Matt Shoemaker won our hearts with an excellent 2014 season that came from seemingly out of nowhere. On the strength of a nasty split-fingered fastball, the bearded-one had a 3.04 ERA complimented by excellent rate stats to help lead the Angels to a division title. His strong run came to a halt in the middle of September that year after suffering a strained oblique. He did manage to make a strong start for the Halos in the playoffs that year before they were swept away by the World Series-bound Royals.
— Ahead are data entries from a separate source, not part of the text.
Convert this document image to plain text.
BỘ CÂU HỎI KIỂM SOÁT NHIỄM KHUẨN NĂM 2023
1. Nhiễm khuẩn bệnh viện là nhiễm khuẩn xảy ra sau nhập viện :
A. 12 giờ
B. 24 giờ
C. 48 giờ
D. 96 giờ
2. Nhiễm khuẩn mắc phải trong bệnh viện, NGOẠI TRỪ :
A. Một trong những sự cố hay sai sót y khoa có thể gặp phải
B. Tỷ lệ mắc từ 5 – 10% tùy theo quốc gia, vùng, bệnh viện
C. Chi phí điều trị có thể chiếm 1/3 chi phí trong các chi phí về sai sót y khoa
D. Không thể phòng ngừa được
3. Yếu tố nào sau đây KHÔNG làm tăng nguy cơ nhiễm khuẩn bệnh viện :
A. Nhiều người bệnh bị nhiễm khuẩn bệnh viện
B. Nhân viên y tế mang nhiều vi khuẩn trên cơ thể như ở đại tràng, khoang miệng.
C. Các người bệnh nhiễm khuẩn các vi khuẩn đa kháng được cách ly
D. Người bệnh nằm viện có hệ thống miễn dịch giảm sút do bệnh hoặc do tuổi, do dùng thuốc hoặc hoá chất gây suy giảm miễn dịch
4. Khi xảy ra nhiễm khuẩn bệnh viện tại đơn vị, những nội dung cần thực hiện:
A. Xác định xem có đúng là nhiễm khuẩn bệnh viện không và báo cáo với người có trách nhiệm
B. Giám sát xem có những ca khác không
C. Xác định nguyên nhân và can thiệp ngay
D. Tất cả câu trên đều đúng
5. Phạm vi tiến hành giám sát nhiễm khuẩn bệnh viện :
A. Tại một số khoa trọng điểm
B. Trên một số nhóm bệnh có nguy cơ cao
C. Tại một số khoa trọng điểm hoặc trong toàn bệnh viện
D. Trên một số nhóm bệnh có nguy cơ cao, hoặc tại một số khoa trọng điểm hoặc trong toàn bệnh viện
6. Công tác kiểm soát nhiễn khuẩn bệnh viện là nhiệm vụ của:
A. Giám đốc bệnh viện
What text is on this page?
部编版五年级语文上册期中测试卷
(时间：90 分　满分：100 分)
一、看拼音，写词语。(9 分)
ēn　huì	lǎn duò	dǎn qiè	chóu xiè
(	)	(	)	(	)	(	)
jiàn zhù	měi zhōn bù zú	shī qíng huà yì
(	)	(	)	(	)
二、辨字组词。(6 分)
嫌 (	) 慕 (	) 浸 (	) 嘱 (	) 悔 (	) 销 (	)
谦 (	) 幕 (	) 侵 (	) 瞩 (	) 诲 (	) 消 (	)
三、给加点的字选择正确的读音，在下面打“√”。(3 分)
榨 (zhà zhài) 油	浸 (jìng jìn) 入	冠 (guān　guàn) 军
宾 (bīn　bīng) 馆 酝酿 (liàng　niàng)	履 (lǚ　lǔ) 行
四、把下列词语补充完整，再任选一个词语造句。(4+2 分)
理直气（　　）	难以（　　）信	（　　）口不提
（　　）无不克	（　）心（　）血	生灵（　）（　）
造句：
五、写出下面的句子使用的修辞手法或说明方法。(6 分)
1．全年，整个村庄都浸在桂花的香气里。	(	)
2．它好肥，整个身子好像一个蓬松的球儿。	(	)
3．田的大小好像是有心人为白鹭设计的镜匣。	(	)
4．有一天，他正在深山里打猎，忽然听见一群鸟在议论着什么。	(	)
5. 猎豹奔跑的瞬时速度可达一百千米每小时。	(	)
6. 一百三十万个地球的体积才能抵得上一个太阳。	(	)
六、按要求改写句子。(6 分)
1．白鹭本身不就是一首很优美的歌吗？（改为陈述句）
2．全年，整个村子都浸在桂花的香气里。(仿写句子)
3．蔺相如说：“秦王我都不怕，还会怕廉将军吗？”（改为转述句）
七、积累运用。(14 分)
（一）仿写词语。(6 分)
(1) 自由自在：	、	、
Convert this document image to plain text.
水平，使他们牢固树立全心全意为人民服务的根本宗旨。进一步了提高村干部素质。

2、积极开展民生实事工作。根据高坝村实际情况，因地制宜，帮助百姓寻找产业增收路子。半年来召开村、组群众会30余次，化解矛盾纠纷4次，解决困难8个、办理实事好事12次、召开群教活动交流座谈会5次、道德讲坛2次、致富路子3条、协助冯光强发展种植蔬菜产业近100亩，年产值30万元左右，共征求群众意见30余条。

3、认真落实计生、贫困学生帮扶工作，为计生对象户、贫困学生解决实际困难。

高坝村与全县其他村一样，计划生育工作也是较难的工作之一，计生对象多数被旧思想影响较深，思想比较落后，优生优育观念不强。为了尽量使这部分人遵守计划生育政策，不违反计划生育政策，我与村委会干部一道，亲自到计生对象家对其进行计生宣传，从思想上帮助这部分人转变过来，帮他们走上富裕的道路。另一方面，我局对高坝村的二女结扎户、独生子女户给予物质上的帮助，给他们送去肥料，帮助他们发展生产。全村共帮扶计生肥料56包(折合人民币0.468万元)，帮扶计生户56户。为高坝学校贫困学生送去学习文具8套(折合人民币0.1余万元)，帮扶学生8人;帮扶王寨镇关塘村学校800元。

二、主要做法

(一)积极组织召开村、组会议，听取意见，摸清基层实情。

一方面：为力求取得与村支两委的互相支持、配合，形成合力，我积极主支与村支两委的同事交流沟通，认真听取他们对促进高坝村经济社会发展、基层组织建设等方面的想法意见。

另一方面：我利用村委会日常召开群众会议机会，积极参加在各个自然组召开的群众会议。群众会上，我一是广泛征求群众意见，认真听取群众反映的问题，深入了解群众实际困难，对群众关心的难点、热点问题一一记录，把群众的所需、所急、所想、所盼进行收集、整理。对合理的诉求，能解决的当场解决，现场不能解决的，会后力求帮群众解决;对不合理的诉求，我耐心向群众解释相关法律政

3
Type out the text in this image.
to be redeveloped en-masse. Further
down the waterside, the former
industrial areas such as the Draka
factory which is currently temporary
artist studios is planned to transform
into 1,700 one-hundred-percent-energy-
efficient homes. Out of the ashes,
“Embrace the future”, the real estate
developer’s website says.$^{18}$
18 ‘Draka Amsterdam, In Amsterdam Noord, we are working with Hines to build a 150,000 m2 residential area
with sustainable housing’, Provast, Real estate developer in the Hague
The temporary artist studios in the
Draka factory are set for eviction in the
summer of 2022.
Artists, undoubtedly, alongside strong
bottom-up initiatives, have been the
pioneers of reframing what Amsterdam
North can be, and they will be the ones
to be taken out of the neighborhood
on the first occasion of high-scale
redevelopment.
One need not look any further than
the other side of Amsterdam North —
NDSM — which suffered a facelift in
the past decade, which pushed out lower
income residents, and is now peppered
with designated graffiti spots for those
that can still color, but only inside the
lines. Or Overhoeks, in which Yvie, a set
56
The honeymoon came to an end last season as Shoemaker struggled to find the consistency of his breakout rookie campaign. It seemed as though the league had caught up to Matt, as he posted a 4.85 ERA through the first half of the season. He seemed to adjust with a strong July, pitching to the tune of a 1.78 ERA with 8.2 SO/9 and a 1.145 WHIP. Two disastrous starts in August earned him a brief demotion to AAA, after which he returned with two masterful performances. He was then shelved with a right forearm strain, an alarming injury that is often a precursor to Tommy John surgery. He made one more start last year but his forearm continued to bark, ending his season.

There has been zero coverage on Shoemaker's recovery during the offseason, so the hope is the strain is nothing more serious and an offseason of rest will allow it to heal completely. While Shoemaker saw dips in his peripherals across the board, he still boasted respectable strike out and walk rates. According to PITCHf/x, the velocity and movement on his pitches remained the same last season. What is concerning is a significant decrease in swings-and-misses on his splitter (listed on Fangraphs as a changeup) and a jump in HR%. Ol' Shoey still maintained above-average control last year, though he will have to be more precise in spotting his modest fastball if batters have indeed learned to spot his splitter more effectively.